Assembleia da República debateu esta sexta-feira a proposta do Governo que visa autorizar o executivo a criar a prestação social única.
O PSD manifestou-se esta sexta-feira disponível para "olhar para o prazo" para os imigrantes acederem a apoios sociais, uma exigência do Chega, bem como a rever obrigações de pessoas com incapacidades na futura prestação social única.
A Assembleia da República debateu esta sexta-feira a proposta do Governo que visa autorizar o executivo a criar a prestação social única (PSU), que deverá baixar sem votação à especialidade, segundo anunciou na quinta-feira o líder do Chega, André Ventura, por acordo com o PSD.
No debate, o líder parlamentar social-democrata, Hugo Soares, manifestou-se disponível a rever um dos pontos polémicos -- que as pessoas com grau de dependência abaixo dos 80% também sejam obrigados a trabalho de solidariedade social para aceder à prestação, embora insistindo que esta obrigação foi "copiada e colada" das atuais regras do Rendimento Social de Inserção.
"Está o grupo parlamentar do PSD disponível para discutir esta matéria na especialidade e fazer aquilo que a esquerda nunca fez em Portugal e rever estas condições", afirmou.
Por outro lado, deixou um desafio a André Ventura, depois de o líder do Chega ter afirmado que esta prestação não pode ser "um chamariz para a imigração", afirmando que não pode ser atribuída a quem "nunca contribuiu para o sistema".
"Nós estamos a falar de um regime não contributivo da Segurança Social, que já tem um regime expressamente previsto para aqueles que vêm para cá e escolhem o nosso país não poderem receber esta a prestação logo ao início", disse Hugo Soares, referindo-se ao prazo atual previsto de um ano e que o Chega quer alargar para cinco anos.
E deixou uma pergunta direta a Ventura para a fase da especialidade: "Está disponível para separar aquilo que é regime contributivo e não contributivo? E nós estaremos disponíveis para olhar para o prazo de que o senhor quer falar".
"Sim, estamos disponíveis", respondeu o líder do Chega.
Durante o debate, a esquerda foi unânime em classificar a proposta do Governo como cruel, com o PS a considerar que o atual executivo PSD/CDS-PP foi até "além da 'troika'" ao baixar os níveis de património que permitem aceder a esta prestação.
O deputado do PS Miguel Cabrita, ex-secretário de Estado do Emprego, acusou o Governo de ter escolhido "estigmatizar e unir" em vez de se ter limitado a juntar várias prestações numa só, uma proposta original do Governo PS mas que nunca foi concretizada.
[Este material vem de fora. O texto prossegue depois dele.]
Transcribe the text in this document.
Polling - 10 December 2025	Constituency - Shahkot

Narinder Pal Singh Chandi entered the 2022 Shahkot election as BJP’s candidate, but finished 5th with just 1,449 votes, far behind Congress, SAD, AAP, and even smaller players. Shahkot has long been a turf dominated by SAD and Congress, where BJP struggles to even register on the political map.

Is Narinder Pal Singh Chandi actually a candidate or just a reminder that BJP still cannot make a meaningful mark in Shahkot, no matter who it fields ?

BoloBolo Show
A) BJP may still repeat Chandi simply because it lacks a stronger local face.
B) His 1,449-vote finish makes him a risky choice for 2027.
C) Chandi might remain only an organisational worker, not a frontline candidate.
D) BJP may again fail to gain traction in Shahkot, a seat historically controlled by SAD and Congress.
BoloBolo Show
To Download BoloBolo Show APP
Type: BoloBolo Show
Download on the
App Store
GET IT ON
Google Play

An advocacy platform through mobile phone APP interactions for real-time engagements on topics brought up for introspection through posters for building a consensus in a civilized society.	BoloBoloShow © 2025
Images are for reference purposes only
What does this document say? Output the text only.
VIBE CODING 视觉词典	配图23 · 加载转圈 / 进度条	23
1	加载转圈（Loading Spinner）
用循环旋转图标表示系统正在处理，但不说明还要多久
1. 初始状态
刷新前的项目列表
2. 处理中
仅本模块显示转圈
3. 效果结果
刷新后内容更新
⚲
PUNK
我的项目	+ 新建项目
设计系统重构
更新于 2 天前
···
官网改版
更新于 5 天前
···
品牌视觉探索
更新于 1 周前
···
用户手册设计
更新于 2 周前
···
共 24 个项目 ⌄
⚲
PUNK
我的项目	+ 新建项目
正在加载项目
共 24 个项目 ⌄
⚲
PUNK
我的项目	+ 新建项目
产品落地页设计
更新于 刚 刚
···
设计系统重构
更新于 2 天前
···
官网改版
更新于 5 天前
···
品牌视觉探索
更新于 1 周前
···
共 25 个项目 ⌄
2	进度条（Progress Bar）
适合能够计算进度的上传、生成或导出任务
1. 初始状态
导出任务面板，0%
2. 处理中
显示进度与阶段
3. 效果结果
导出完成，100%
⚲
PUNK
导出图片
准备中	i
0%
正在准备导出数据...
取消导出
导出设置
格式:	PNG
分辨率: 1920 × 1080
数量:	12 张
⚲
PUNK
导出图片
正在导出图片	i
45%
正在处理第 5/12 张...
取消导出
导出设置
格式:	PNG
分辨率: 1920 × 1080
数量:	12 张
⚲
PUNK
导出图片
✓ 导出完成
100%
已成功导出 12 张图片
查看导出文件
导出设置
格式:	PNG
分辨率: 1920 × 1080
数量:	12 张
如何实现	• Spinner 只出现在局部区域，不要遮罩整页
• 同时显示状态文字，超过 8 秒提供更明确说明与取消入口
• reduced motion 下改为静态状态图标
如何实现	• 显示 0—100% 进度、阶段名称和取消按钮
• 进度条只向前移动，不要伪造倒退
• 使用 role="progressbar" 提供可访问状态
"Em vez de uma prestação social única, o Governo brinda-nos uma vez mais com total insensibilidade e com um preconceito antissocial único contra os pobres", acusou.
Já o deputado único do BE, Fabian Figueiredo, acusou o Governo de "bancarrota moral" ao criar o "trabalho obrigatório" como condição para aceder à nova PSU, argumentando que tal nunca foi pedido "às famílias dos banqueiros" depois de o país gastar 22 milhões de euros para tapar os buracos dos bancos.
Isabel Mendes Lopes, pelo Livre, lamentou que baste a um agregado familiar ter "pequenas poupanças e um carro velho" para deixar de ter acesso, criticou o que chamou de "voluntariado forçado" e a criação de um canal de denúncias que cria "polarização social".
Na mesma linha, o deputado do PCP Alfredo Maia acusou o PSD de atuar "como muleta do Chega num programa profundamente reacionário", enquanto a deputada única do PAN, Inês Sousa Real, criticou o Governo por querer colocar "no mesmo saco" apoios a órfãos, sem abrigo ou desempregados.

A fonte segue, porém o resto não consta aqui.